I am also not sure which domains are allowed. In Hopf's maximum principle, the domain is a subset of $\mathbb{R}^n$, but here we need more general domains, which are subsets of a submanifold $M$ of $\Omega$.
Remark: in reply to one of @Alexandre Eremenko's comments below, I point out that $M$ is a subset of $\Omega$ and $\Omega$ was defined so that we avoid tuples of points on $\mathbb{C}P^1$ for which the cross-ratio is $\infty$.
Edit 1: @Alexandre Eremenko pointed out that the maximum principle cannot hold on any domain inside any submanifold, because a submanifold can be very complicated. However, I am still interested in some sufficient conditions on $M$ and $D$ that would guarantee that the (strong) maximum principle holds. I have a feeling that for simple enough domains and submanifolds, we would have a strong maximum principle statement. But I lack a precise statement...

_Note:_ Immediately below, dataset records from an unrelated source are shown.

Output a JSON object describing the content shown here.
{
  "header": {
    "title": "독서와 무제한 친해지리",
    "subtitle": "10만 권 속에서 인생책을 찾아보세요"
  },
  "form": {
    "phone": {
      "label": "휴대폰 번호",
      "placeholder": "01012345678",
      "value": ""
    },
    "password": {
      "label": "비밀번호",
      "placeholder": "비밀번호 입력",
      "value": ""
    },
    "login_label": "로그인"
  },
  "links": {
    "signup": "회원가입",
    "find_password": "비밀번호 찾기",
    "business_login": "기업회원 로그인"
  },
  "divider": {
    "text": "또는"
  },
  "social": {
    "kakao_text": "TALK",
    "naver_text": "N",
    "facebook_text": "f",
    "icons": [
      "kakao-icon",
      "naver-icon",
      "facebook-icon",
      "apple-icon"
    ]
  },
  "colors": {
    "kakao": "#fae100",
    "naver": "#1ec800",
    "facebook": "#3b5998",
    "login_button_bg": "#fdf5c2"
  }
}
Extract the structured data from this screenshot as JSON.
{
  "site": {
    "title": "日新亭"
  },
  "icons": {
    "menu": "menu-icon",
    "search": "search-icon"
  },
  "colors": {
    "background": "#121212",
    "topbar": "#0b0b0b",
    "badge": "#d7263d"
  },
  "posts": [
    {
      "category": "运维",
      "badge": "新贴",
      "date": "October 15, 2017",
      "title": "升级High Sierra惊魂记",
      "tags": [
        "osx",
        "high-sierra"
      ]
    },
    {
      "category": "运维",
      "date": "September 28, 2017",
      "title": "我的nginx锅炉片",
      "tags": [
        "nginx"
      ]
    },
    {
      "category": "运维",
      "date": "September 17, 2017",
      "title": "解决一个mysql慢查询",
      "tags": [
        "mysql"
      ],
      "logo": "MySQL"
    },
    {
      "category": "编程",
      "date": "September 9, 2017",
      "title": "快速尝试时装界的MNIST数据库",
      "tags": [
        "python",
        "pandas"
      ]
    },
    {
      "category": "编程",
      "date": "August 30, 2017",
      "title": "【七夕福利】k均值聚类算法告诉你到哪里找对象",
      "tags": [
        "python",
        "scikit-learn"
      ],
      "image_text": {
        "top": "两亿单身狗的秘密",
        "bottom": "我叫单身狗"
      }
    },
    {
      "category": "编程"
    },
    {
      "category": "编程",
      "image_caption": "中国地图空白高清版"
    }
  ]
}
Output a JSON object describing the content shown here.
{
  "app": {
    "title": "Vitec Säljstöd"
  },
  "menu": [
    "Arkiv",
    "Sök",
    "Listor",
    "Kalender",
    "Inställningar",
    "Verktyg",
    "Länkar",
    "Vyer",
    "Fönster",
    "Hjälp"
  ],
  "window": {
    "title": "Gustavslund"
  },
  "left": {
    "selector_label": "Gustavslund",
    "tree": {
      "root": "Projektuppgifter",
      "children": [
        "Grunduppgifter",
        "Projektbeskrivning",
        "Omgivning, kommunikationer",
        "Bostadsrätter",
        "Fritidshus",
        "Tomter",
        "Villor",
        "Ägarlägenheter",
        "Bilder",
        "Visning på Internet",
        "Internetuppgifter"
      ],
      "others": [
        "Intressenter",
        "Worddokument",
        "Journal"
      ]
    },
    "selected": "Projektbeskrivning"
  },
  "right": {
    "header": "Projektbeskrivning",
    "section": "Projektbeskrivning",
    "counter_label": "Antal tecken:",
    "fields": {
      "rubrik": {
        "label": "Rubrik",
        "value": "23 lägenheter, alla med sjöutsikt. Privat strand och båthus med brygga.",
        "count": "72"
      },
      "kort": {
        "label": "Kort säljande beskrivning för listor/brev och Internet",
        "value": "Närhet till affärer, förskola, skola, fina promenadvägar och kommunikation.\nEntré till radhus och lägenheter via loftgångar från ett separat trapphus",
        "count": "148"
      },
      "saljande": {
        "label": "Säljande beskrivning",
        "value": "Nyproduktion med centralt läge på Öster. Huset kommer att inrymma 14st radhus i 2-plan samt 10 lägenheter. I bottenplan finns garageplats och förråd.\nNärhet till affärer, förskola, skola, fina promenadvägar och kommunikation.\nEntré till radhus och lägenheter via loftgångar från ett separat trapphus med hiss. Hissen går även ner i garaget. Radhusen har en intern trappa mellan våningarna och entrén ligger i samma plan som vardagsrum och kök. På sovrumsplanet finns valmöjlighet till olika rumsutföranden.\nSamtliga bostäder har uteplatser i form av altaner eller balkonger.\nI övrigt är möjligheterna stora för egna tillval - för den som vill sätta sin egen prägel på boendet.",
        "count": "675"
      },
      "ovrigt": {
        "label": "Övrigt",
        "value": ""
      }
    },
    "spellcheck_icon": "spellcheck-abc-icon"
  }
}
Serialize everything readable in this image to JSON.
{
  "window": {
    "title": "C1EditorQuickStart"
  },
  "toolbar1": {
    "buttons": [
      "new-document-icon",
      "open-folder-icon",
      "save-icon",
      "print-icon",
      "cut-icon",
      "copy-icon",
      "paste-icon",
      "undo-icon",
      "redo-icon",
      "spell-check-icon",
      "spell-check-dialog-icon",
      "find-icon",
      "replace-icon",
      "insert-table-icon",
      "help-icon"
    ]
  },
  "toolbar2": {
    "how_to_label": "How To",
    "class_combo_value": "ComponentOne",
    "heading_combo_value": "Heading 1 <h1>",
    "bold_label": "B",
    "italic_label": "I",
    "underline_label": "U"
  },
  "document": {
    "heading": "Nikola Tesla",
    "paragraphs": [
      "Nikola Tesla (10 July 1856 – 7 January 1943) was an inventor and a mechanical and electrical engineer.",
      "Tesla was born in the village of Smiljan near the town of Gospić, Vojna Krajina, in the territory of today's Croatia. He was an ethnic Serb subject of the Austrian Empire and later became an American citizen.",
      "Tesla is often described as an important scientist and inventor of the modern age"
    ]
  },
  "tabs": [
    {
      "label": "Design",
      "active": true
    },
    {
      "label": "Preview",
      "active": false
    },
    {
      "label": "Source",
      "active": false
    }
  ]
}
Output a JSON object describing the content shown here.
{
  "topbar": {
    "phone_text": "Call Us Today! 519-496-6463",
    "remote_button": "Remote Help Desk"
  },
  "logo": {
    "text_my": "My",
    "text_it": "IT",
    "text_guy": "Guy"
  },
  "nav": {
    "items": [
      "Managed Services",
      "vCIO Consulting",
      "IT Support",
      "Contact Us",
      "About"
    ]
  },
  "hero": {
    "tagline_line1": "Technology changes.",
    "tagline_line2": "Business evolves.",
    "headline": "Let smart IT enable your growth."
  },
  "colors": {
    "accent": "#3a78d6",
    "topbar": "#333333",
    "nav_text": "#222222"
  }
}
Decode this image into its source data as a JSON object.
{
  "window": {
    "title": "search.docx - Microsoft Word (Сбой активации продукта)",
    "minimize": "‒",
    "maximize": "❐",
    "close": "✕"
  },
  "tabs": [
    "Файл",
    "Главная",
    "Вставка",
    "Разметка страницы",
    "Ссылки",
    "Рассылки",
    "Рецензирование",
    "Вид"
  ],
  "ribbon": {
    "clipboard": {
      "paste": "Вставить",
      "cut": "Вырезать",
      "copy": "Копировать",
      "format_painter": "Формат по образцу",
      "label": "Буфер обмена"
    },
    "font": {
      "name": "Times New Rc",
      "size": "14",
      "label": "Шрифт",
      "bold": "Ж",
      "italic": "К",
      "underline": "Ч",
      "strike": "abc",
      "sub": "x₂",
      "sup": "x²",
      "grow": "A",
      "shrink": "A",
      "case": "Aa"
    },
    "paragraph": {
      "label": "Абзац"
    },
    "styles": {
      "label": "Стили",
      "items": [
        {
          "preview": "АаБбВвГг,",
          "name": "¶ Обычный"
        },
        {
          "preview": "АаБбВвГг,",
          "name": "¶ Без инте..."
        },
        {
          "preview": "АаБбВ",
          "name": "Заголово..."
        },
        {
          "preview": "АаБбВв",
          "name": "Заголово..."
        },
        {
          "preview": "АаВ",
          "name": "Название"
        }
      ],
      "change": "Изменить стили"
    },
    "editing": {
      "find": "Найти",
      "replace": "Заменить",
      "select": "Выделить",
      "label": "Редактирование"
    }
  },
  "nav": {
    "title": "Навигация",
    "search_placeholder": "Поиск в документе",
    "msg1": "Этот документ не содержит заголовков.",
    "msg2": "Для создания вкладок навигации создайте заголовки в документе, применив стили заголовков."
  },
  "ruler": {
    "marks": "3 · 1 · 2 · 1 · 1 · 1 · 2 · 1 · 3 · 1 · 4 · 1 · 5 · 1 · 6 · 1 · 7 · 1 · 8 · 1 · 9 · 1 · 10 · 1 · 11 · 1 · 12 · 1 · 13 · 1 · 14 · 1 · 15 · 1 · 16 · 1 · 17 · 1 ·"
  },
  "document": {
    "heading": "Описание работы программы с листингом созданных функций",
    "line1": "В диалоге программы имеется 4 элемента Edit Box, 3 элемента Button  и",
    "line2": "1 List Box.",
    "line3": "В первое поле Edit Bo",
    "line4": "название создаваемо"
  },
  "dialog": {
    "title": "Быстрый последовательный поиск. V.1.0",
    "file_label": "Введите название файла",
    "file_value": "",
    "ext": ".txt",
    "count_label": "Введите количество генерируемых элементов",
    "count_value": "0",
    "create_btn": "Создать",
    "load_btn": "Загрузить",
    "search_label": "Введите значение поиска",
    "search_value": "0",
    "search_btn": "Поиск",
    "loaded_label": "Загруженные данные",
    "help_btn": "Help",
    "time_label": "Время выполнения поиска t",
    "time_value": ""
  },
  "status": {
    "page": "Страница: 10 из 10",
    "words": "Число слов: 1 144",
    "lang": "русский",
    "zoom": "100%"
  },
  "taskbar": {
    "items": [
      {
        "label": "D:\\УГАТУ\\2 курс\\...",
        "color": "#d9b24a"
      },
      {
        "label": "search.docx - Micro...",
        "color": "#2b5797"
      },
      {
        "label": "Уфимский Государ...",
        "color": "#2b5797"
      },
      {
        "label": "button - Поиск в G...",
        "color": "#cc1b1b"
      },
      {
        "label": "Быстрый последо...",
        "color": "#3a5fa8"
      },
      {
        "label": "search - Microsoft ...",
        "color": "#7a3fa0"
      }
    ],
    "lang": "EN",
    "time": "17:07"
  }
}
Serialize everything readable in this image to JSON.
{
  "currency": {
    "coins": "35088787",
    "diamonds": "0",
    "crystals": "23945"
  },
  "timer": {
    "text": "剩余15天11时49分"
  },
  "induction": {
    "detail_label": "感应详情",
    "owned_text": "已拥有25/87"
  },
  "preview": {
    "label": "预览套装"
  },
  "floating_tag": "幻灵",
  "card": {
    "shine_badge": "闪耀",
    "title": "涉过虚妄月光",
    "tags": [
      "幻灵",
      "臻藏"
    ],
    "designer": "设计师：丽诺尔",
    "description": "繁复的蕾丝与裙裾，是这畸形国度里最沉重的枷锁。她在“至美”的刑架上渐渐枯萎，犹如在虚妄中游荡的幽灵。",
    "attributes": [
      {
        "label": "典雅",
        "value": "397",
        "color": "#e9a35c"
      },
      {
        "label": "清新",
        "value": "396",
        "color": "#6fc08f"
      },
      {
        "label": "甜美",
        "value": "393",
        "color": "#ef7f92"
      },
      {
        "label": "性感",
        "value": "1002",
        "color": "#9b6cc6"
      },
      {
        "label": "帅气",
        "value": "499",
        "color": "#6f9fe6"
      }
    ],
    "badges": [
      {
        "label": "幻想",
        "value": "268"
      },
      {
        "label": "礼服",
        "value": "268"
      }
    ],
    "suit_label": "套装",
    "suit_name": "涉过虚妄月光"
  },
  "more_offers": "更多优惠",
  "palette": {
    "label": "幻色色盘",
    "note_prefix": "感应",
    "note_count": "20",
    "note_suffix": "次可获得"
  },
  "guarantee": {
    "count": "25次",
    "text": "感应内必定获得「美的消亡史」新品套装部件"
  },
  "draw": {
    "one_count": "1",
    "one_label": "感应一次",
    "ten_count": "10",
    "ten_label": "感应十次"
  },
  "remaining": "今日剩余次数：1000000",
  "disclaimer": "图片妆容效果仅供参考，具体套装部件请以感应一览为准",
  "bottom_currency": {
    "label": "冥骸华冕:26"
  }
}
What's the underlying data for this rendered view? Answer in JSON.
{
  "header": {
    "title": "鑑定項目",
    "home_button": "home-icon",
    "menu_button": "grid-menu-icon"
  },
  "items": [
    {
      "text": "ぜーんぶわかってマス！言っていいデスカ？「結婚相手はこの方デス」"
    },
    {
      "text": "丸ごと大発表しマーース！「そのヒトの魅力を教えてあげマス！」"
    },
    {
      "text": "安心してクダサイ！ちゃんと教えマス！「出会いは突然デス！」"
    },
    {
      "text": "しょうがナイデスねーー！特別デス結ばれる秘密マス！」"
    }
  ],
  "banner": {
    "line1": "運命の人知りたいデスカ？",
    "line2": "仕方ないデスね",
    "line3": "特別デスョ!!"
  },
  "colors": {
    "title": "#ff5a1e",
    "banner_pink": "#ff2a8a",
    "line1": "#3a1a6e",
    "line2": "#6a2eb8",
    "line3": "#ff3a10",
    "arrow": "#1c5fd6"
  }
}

Edit 2: I guess what I am interested in, in terms of $M$ and $D$, is the following case.
$$ M = D = \{ \operatorname{Im}(h_i) = 0 ; \text{ for $i = 1, \ldots, m$} \} \cap \Omega,$$
where $\operatorname{Im}$ denotes the imaginary part and each $h_i$ is a meromorphic function on the product of four copies of $\mathbb{C}P^1$, with properties (degree etc) very similar to those of $C$. I wonder if the maximum principle applies in this special case, assuming that $M = D$ is smooth (no singularities) and connected.
Edit 3: is there a maximum principle over CR manifolds, by any chance? I will dig in the literature. It would possibly help!